Left foot forward20 January 2020
After a tumultuous and tiring few years for the British electorate, a towering majority for the Conservative Party makes it very likely that Britain will leave the European Union in short order.
What that means for Scotland and Northern Ireland remains to be seen, as both regions have expressed growing feelings marginalisation by the far larger England.
But there are reasons for the construction industry to be optimistic. Conservative leader Boris Johnson managed to win over a number of poorer, traditionally Labour-voting constituencies in the north of England and there are rumours that he wants to shore up his popularity there with a GBP 100bn (USD 131bn) splurge. A reserve fund of capital might be unlocked to fund infrastructure in these areas.

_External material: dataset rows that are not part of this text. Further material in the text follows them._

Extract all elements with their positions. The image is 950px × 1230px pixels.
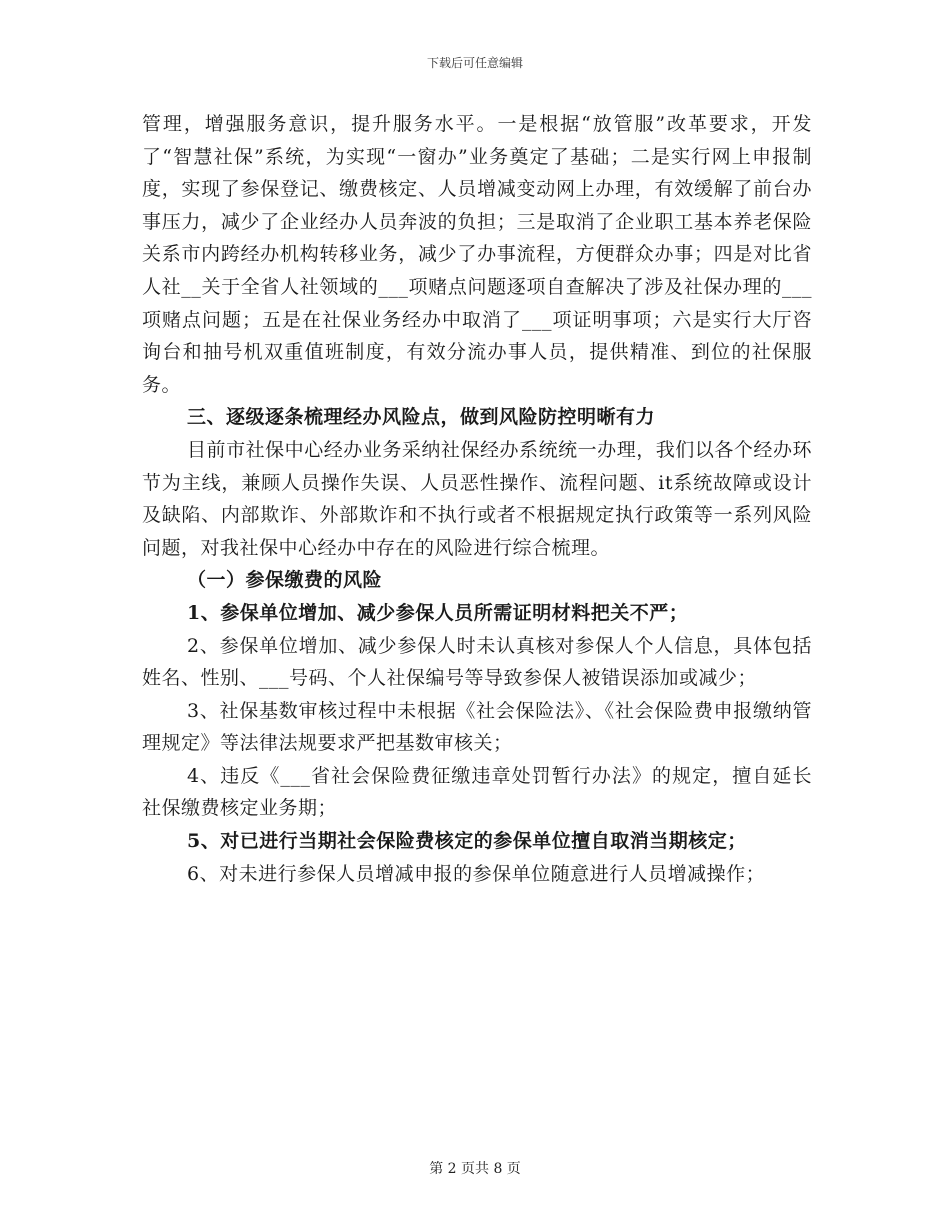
page-header-note: 下载后可任意编辑	[426, 56, 523, 70]
document-body	[142, 108, 812, 890]
subsection-heading-contribution-risk: （一）参保缴费的风险	[187, 569, 383, 592]
list-item-risk-1: 1、参保单位增加、减少参保人员所需证明材料把关不严；	[187, 601, 689, 624]
list-item-risk-6: 6、对未进行参保人员增减申报的参保单位随意进行人员增减操作；	[187, 862, 766, 885]
list-item-risk-2: 2、参保单位增加、减少参保人时未认真核对参保人个人信息，具体包括姓名、性别、___号码、个人社保编号等导致参保人被错误添加或减少；	[142, 634, 812, 690]
paragraph-service-measures: 管理，增强服务意识，提升服务水平。一是根据“放管服”改革要求，开发了“智慧社保”系统，为实现“一窗办”业务奠定了基础；二是实行网上申报制度，实现了参保登记、缴费核定、人员增减变动网上办理，有效缓解了前台办事压力，减少了企业经办人员奔波的负担；三是取消了企业职工基本养老保险关系市内跨经办机构转移业务，减少了办事流程，方便群众办事；四是对比省人社__关于全省人社领域的___项赌点问题逐项自查解决了涉及社保办理的___项赌点问题；五是在社保业务经办中取消了___项证明事项；六是实行大厅咨询台和抽号机双重值班制度，有效分流办事人员，提供精准、到位的社保服务。	[142, 113, 812, 396]
list-item-risk-5: 5、对已进行当期社会保险费核定的参保单位擅自取消当期核定；	[187, 830, 747, 853]
paragraph-risk-overview: 目前市社保中心经办业务采纳社保经办系统统一办理，我们以各个经办环节为主线，兼顾人员操作失误、人员恶性操作、流程问题、it系统故障或设计及缺陷、内部欺诈、外部欺诈和不执行或者不根据规定执行政策等一系列风险问题，对我社保中心经办中存在的风险进行综合梳理。	[142, 438, 812, 559]
list-item-risk-4: 4、违反《___省社会保险费征缴违章处罚暂行办法》的规定，擅自延长社保缴费核定业务期；	[142, 764, 812, 820]
list-item-risk-3: 3、社保基数审核过程中未根据《社会保险法》、《社会保险费申报缴纳管理规定》等法律法规要求严把基数审核关；	[142, 699, 812, 755]
page-number: 第 2 页共 8 页	[429, 1161, 521, 1177]
section-heading-risk-points: 三、逐级逐条梳理经办风险点，做到风险防控明晰有力	[187, 406, 656, 429]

It is a common accusation that all of the parties, but particularly the right-leaning Conservatives, disregard England’s north and prioritise investment spending in the south, especially London. Johnson will hopefully move to change this perception, and has already made speeches to the effect that he intends to lead a government for the whole of the nation.
We will have to follow the money and judge for ourselves, but the uncertain times ahead would be a good time to stimulate the economy through investment, and upgrade and supplement our ageing infrastructure.
Borrowing restrictions are set to be relaxed, but that still may not be enough for the High Speed 2 megaproject. As I write this in the immediate aftermath of the general election, it is still not possible to say anything further on the at-risk project. New Civil Engineer recently reported on a secret briefing where the Prime Minister was advised that the cost would in face be GBP 110bn (USD 144bn), if true, this means that it has jumped in price by an entire Crossrail from an earlier GBP 88bn (USD 115bn) figure.
The argument for the project is still not being made to the public properly, with the view now being propagated that the construction of a new railway will be an environmental catastrophe.
Yet there is still no mention of credible alternatives from the opposition. Increased car use is the cost of inaction on the struggling rail network, and is something that we desperately need to avoid as a society.
Turning back to positives, in this decade both the British Tunnelling Society and the International Tunnelling Association will turn 50. It is a time to reflect on successes and achievements, and to consider any changes that might help improve matters in the years to come.